Toulon During the Revolutionary Wars

Toulon has always been an important French port on the Mediterranean, home to a large portion of the French fleet. The city, however, was home to Royalist tendencies during the Revolutionary Wars, and revolted against Parisian control in June of 1793.

The French government, in response, sent troops to take back the city, but the city was supported by an Anglo-Spanish fleet. 1793 siege of Toulon was where Napoleon first made his mark as a tactical genius, with his plan to capture the fortifications above the harbor leading to the city's capitulation and the Anglo-Spanish withdrawal.

Condition Description
Original hand-color, in outline. Nice, dark impression with extensive margins. Minor toning around fold and edges.
William Faden Biography

William Faden (1749-1836) was the most prominent London mapmaker and publisher of the late-eighteenth and early-nineteenth centuries. His father, William Mackfaden, was a printer who dropped the first part of his last name due to the Jacobite rising of 1745. 
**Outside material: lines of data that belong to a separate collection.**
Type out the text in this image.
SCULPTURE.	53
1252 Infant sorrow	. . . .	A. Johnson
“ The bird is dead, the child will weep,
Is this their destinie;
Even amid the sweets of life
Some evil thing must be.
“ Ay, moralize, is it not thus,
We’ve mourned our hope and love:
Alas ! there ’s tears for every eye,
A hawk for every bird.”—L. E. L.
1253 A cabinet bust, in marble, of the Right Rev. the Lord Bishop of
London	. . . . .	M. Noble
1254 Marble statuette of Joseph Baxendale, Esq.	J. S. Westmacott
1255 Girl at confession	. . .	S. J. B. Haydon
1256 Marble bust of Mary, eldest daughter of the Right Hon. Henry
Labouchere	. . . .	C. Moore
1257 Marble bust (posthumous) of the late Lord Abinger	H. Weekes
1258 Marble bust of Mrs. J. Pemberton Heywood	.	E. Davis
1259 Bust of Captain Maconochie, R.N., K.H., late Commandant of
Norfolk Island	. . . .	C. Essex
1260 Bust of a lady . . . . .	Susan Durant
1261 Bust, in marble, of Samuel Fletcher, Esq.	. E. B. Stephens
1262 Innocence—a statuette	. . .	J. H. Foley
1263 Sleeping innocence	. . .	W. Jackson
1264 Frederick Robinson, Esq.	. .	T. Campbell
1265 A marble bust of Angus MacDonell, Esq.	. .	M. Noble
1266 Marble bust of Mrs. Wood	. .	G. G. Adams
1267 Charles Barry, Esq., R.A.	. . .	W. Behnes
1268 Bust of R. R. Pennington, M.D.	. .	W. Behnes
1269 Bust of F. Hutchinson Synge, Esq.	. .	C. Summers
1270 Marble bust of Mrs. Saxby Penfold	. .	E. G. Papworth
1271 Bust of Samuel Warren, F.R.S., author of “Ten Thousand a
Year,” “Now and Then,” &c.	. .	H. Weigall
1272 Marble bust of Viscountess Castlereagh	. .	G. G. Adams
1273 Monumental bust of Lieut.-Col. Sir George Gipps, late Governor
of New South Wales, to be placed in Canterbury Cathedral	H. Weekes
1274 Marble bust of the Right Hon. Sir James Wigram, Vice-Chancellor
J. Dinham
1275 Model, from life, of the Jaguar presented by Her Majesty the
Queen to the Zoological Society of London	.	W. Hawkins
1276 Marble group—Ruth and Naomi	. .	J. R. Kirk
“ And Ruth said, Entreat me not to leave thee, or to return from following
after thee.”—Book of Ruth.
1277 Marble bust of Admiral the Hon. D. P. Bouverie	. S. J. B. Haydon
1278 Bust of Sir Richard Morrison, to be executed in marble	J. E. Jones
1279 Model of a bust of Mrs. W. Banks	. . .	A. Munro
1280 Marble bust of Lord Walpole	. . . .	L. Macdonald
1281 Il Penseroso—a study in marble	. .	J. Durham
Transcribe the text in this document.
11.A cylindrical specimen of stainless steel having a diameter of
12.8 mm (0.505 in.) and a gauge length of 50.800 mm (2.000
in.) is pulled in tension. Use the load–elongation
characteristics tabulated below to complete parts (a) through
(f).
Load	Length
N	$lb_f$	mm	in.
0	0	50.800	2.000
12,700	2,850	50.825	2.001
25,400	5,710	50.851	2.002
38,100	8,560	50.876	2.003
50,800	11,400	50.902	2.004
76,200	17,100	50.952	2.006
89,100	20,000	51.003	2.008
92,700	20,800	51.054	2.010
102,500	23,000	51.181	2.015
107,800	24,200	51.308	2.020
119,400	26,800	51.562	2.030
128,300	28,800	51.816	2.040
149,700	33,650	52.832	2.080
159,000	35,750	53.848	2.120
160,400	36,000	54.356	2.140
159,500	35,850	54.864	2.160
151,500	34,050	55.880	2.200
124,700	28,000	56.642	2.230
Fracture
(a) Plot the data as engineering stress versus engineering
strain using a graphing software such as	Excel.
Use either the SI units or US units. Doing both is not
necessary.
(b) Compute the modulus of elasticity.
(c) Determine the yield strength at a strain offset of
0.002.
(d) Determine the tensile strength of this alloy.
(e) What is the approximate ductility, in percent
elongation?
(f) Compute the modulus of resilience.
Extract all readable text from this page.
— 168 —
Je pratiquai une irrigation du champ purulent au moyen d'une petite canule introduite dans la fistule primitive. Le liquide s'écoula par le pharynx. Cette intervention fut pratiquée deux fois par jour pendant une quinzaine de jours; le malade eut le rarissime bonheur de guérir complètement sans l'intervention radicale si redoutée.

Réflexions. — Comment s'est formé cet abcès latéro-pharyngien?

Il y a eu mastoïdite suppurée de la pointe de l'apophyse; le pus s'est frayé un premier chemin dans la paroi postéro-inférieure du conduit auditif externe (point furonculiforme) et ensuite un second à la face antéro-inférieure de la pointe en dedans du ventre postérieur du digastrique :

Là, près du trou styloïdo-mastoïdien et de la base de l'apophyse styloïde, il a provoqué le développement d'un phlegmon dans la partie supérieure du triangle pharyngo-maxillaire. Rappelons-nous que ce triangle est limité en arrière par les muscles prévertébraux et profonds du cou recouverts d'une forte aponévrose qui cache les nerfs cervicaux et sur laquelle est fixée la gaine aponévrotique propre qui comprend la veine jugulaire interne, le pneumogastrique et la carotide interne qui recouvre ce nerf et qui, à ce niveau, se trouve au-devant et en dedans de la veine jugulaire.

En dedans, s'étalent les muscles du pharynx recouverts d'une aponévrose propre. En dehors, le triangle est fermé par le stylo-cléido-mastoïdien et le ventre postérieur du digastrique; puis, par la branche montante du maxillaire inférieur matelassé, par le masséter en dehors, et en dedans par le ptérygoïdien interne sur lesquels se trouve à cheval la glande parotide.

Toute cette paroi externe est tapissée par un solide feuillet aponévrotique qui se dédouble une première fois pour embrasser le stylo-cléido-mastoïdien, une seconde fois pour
Apprenticed to an engraver in the Clothworkers' Company, he was made free of the Company in August of 1771. He entered into a partnership with the family of Thomas Jeffreys, a prolific and well-respected mapmaker who had recently died in 1771. This partnership lasted until 1776. 

Also in 1776, Faden joined the Society of Civil Engineers, which later changed its name to the Smeatonian Society of Civil Engineers. The Smeatonians operated as an elite, yet practical, dining club and his membership led Faden to several engineering publications, including canal plans and plans of other new engineering projects.

Faden's star rose during the American Revolution, when he produced popular maps and atlases focused on the American colonies and the battles that raged within them. In 1783, just as the war ended, Faden inherited his father's estate, allowing him to fully control his business and expand it; in the same year he gained the title "Geographer in Ordinary to his Majesty."

Faden also commanded a large stock of British county maps, which made him attractive as a partner to the Ordnance Survey; he published the first Ordnance map in 1801, a map of Kent. The Admiralty also admired his work and acquired some of his plates which were re-issued as official naval charts.

Faden was renowned for his ingenuity as well as his business acumen. In 1796 he was awarded a gold medal by the Society of Arts. With his brother-in-law, the astronomer and painter John Russell, he created the first extant lunar globe.

After retiring in 1823 the lucrative business passed to James Wyld, a former apprentice. He died in Shepperton in 1826, leaving a large estate.